Adnan selbst fühlt sich nach mehr als zwei Jahren in Deutschland angekommen. Für ihn bedeutet das, sich sicher zu fühlen in dem Land, von dem ihm schon sein Großvater, der lange vor dem Krieg in Deutschland Medizin studiert hat, so viel erzählt hat. Aber er weiß auch, dass er Glück gehabt hat. Er ist gemeinsam mit einem seiner Brüder gekommen, auch sein 17-jähriger Bruder ist mittlerweile in Deutschland und hat nun die Möglichkeit, die Mutter, die alleine zurückgeblieben ist, nachzuholen. Adnan hat viele Freunde, seine Arbeit als Laborassistent und als Kulturdolmetscher, seit kurzem sogar eine feste Freundin, mit der er zusammenziehen möchte, und vom kommenden Wintersemester an – wenn alles nach Plan läuft – sogar einen Studienplatz für Medizin an der LMU.
Adnan ist das, was manche Menschen wohl einen Vorzeige-Flüchtling nennen würden. Es sind dieselben Menschen, die nicht verstehen, was denn so schwer daran sein soll, sich zu integrieren.
Adnan mag vergleichsweise Glück gehabt haben – aber was heißt schon Glück, wenn man vor dem Krieg flieht? Viele andere haben weitaus mehr Schwierigkeiten als Adnan.
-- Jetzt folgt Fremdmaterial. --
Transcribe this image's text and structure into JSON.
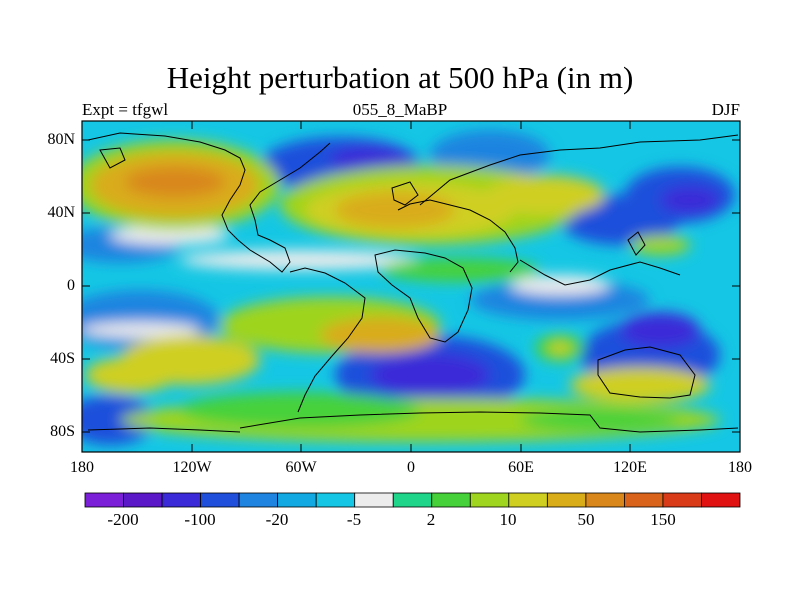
{
  "title": "Height perturbation at 500 hPa (in m)",
  "left_string": "Expt = tfgwl",
  "center_string": "055_8_MaBP",
  "right_string": "DJF",
  "latitude_labels": [
    "80N",
    "40N",
    "0",
    "40S",
    "80S"
  ],
  "longitude_labels": [
    "180",
    "120W",
    "60W",
    "0",
    "60E",
    "120E",
    "180"
  ],
  "colorbar": {
    "colors": [
      "#7b1fd9",
      "#5b18c8",
      "#3a2ad8",
      "#1f4fdb",
      "#1e84e0",
      "#12a9e3",
      "#15c7e4",
      "#ececec",
      "#1fd58a",
      "#46d13a",
      "#9fd41f",
      "#cfcf22",
      "#d9ac1a",
      "#d9871a",
      "#d9631a",
      "#d93a17",
      "#e01212"
    ],
    "labels": [
      "-200",
      "-100",
      "-20",
      "-5",
      "2",
      "10",
      "50",
      "150"
    ]
  }
}
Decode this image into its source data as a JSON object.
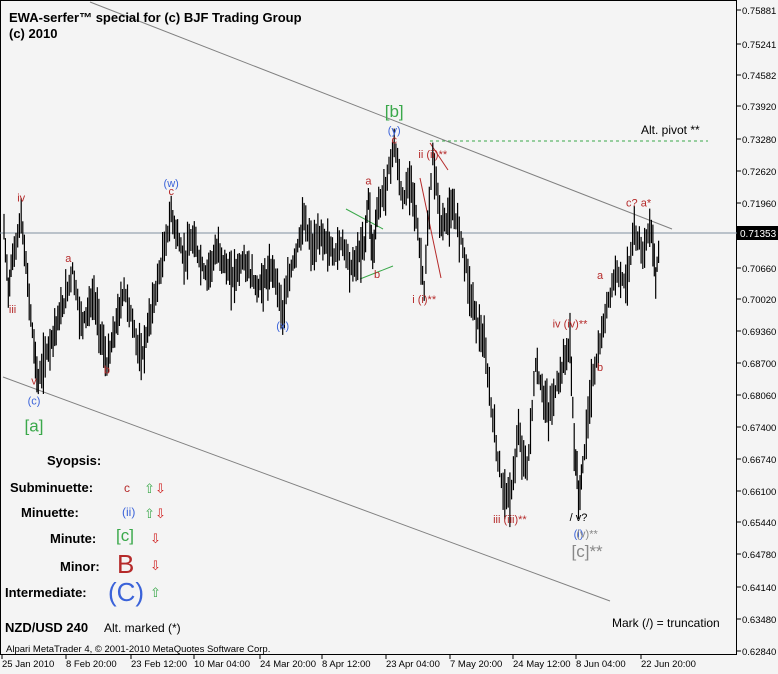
{
  "header": {
    "title_line1": "EWA-serfer™ special for (c) BJF Trading Group",
    "title_line2": "(c) 2010"
  },
  "symbol_label": "NZD/USD 240",
  "alt_marked": "Alt. marked (*)",
  "footer": "Alpari MetaTrader 4, © 2001-2010 MetaQuotes Software Corp.",
  "mark_note": "Mark (/) = truncation",
  "alt_pivot": "Alt. pivot **",
  "colors": {
    "background": "#f4f4f4",
    "candles": "#000000",
    "channel": "#808080",
    "current_price_line": "#7f8fa0",
    "pivot_line": "#3aa84a",
    "red_label": "#b52a2a",
    "blue_label": "#3b63d9",
    "green_label": "#3aa84a",
    "gray_label": "#888888"
  },
  "synopsis": {
    "title": "Syopsis:",
    "rows": [
      {
        "label": "Subminuette:",
        "value": "c",
        "color": "#b52a2a",
        "arrows": "up-down"
      },
      {
        "label": "Minuette:",
        "value": "(ii)",
        "color": "#3b63d9",
        "arrows": "up-down"
      },
      {
        "label": "Minute:",
        "value": "[c]",
        "color": "#3aa84a",
        "arrows": "down"
      },
      {
        "label": "Minor:",
        "value": "B",
        "color": "#b52a2a",
        "arrows": "down"
      },
      {
        "label": "Intermediate:",
        "value": "(C)",
        "color": "#3b63d9",
        "arrows": "up"
      }
    ]
  },
  "wave_labels": [
    {
      "text": "iv",
      "color": "#b52a2a",
      "x": "2010-01-29",
      "y": 0.72
    },
    {
      "text": "iii",
      "color": "#b52a2a",
      "x": "2010-01-27",
      "y": 0.697
    },
    {
      "text": "v",
      "color": "#b52a2a",
      "x": "2010-02-01",
      "y": 0.6822
    },
    {
      "text": "(c)",
      "color": "#3b63d9",
      "x": "2010-02-01",
      "y": 0.678
    },
    {
      "text": "[a]",
      "color": "#3aa84a",
      "x": "2010-02-01",
      "y": 0.6725
    },
    {
      "text": "a",
      "color": "#b52a2a",
      "x": "2010-02-09",
      "y": 0.7075
    },
    {
      "text": "b",
      "color": "#b52a2a",
      "x": "2010-02-18",
      "y": 0.6845
    },
    {
      "text": "c",
      "color": "#b52a2a",
      "x": "2010-03-05",
      "y": 0.7213
    },
    {
      "text": "(w)",
      "color": "#3b63d9",
      "x": "2010-03-05",
      "y": 0.723
    },
    {
      "text": "(x)",
      "color": "#3b63d9",
      "x": "2010-03-31",
      "y": 0.6935
    },
    {
      "text": "a",
      "color": "#b52a2a",
      "x": "2010-04-20",
      "y": 0.7235
    },
    {
      "text": "b",
      "color": "#b52a2a",
      "x": "2010-04-22",
      "y": 0.7042
    },
    {
      "text": "c",
      "color": "#b52a2a",
      "x": "2010-04-26",
      "y": 0.732
    },
    {
      "text": "(y)",
      "color": "#3b63d9",
      "x": "2010-04-26",
      "y": 0.734
    },
    {
      "text": "[b]",
      "color": "#3aa84a",
      "x": "2010-04-26",
      "y": 0.7375
    },
    {
      "text": "ii (ii)**",
      "color": "#b52a2a",
      "x": "2010-05-05",
      "y": 0.729
    },
    {
      "text": "i (i)**",
      "color": "#b52a2a",
      "x": "2010-05-03",
      "y": 0.699
    },
    {
      "text": "iii (iii)**",
      "color": "#b52a2a",
      "x": "2010-05-23",
      "y": 0.6535
    },
    {
      "text": "iv (iv)**",
      "color": "#b52a2a",
      "x": "2010-06-06",
      "y": 0.694
    },
    {
      "text": "/ v?",
      "color": "#000000",
      "x": "2010-06-08",
      "y": 0.654
    },
    {
      "text": "(i)",
      "color": "#3b63d9",
      "x": "2010-06-08",
      "y": 0.6505
    },
    {
      "text": "(v)**",
      "color": "#888888",
      "x": "2010-06-10",
      "y": 0.6505
    },
    {
      "text": "[c]**",
      "color": "#888888",
      "x": "2010-06-10",
      "y": 0.6465
    },
    {
      "text": "a",
      "color": "#b52a2a",
      "x": "2010-06-13",
      "y": 0.704
    },
    {
      "text": "b",
      "color": "#b52a2a",
      "x": "2010-06-13",
      "y": 0.685
    },
    {
      "text": "c? a*",
      "color": "#b52a2a",
      "x": "2010-06-22",
      "y": 0.719
    }
  ],
  "chart_data": {
    "type": "candlestick",
    "timeframe": "240",
    "x_tick_labels": [
      "25 Jan 2010",
      "8 Feb 20:00",
      "23 Feb 12:00",
      "10 Mar 04:00",
      "24 Mar 20:00",
      "8 Apr 12:00",
      "23 Apr 04:00",
      "7 May 20:00",
      "24 May 12:00",
      "8 Jun 04:00",
      "22 Jun 20:00"
    ],
    "y_tick_labels": [
      "0.75881",
      "0.75241",
      "0.74582",
      "0.73920",
      "0.73280",
      "0.72620",
      "0.71960",
      "0.70660",
      "0.70020",
      "0.69360",
      "0.68700",
      "0.68060",
      "0.67400",
      "0.66740",
      "0.66100",
      "0.65440",
      "0.64780",
      "0.64140",
      "0.63480",
      "0.62840"
    ],
    "ylim": [
      0.6275,
      0.7598
    ],
    "current_price": "0.71353",
    "price_path": [
      {
        "x": "2010-01-25",
        "y": 0.714
      },
      {
        "x": "2010-01-26",
        "y": 0.702
      },
      {
        "x": "2010-01-27",
        "y": 0.708
      },
      {
        "x": "2010-01-29",
        "y": 0.7165
      },
      {
        "x": "2010-02-01",
        "y": 0.69
      },
      {
        "x": "2010-02-02",
        "y": 0.6825
      },
      {
        "x": "2010-02-04",
        "y": 0.689
      },
      {
        "x": "2010-02-08",
        "y": 0.699
      },
      {
        "x": "2010-02-10",
        "y": 0.706
      },
      {
        "x": "2010-02-12",
        "y": 0.695
      },
      {
        "x": "2010-02-15",
        "y": 0.7
      },
      {
        "x": "2010-02-18",
        "y": 0.686
      },
      {
        "x": "2010-02-22",
        "y": 0.702
      },
      {
        "x": "2010-02-24",
        "y": 0.695
      },
      {
        "x": "2010-02-26",
        "y": 0.687
      },
      {
        "x": "2010-03-01",
        "y": 0.7
      },
      {
        "x": "2010-03-03",
        "y": 0.708
      },
      {
        "x": "2010-03-05",
        "y": 0.7175
      },
      {
        "x": "2010-03-08",
        "y": 0.708
      },
      {
        "x": "2010-03-10",
        "y": 0.712
      },
      {
        "x": "2010-03-13",
        "y": 0.705
      },
      {
        "x": "2010-03-16",
        "y": 0.71
      },
      {
        "x": "2010-03-19",
        "y": 0.704
      },
      {
        "x": "2010-03-22",
        "y": 0.708
      },
      {
        "x": "2010-03-25",
        "y": 0.702
      },
      {
        "x": "2010-03-29",
        "y": 0.706
      },
      {
        "x": "2010-03-31",
        "y": 0.697
      },
      {
        "x": "2010-04-02",
        "y": 0.706
      },
      {
        "x": "2010-04-05",
        "y": 0.716
      },
      {
        "x": "2010-04-07",
        "y": 0.71
      },
      {
        "x": "2010-04-09",
        "y": 0.713
      },
      {
        "x": "2010-04-12",
        "y": 0.709
      },
      {
        "x": "2010-04-14",
        "y": 0.712
      },
      {
        "x": "2010-04-16",
        "y": 0.706
      },
      {
        "x": "2010-04-19",
        "y": 0.711
      },
      {
        "x": "2010-04-20",
        "y": 0.721
      },
      {
        "x": "2010-04-21",
        "y": 0.709
      },
      {
        "x": "2010-04-22",
        "y": 0.718
      },
      {
        "x": "2010-04-24",
        "y": 0.723
      },
      {
        "x": "2010-04-26",
        "y": 0.732
      },
      {
        "x": "2010-04-28",
        "y": 0.72
      },
      {
        "x": "2010-04-30",
        "y": 0.725
      },
      {
        "x": "2010-05-03",
        "y": 0.702
      },
      {
        "x": "2010-05-05",
        "y": 0.729
      },
      {
        "x": "2010-05-07",
        "y": 0.715
      },
      {
        "x": "2010-05-10",
        "y": 0.718
      },
      {
        "x": "2010-05-12",
        "y": 0.711
      },
      {
        "x": "2010-05-14",
        "y": 0.7
      },
      {
        "x": "2010-05-17",
        "y": 0.69
      },
      {
        "x": "2010-05-19",
        "y": 0.675
      },
      {
        "x": "2010-05-21",
        "y": 0.662
      },
      {
        "x": "2010-05-23",
        "y": 0.658
      },
      {
        "x": "2010-05-25",
        "y": 0.672
      },
      {
        "x": "2010-05-27",
        "y": 0.664
      },
      {
        "x": "2010-05-29",
        "y": 0.686
      },
      {
        "x": "2010-06-01",
        "y": 0.676
      },
      {
        "x": "2010-06-03",
        "y": 0.682
      },
      {
        "x": "2010-06-06",
        "y": 0.691
      },
      {
        "x": "2010-06-07",
        "y": 0.67
      },
      {
        "x": "2010-06-08",
        "y": 0.659
      },
      {
        "x": "2010-06-09",
        "y": 0.665
      },
      {
        "x": "2010-06-11",
        "y": 0.682
      },
      {
        "x": "2010-06-13",
        "y": 0.69
      },
      {
        "x": "2010-06-15",
        "y": 0.7
      },
      {
        "x": "2010-06-17",
        "y": 0.706
      },
      {
        "x": "2010-06-19",
        "y": 0.703
      },
      {
        "x": "2010-06-21",
        "y": 0.713
      },
      {
        "x": "2010-06-23",
        "y": 0.71
      },
      {
        "x": "2010-06-25",
        "y": 0.715
      },
      {
        "x": "2010-06-26",
        "y": 0.703
      },
      {
        "x": "2010-06-27",
        "y": 0.7135
      }
    ]
  }
}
Ein befreundeter Syrer sei mit seinem vierjährigen Sohn nach Deutschland gekommen, der schwer krank ist, sagt Adnan. Statt seinen Deutschkurs zu besuchen, hetzt er von Krankenhaus zu Krankenhaus. Wie solle so jemand in Deutschland ankommen können? „Sie sind immer noch auf der Flucht“, sagt Adnan ernst. Erst, wenn sich jemand sicher fühle, könne er sich integrieren. Das braucht Zeit.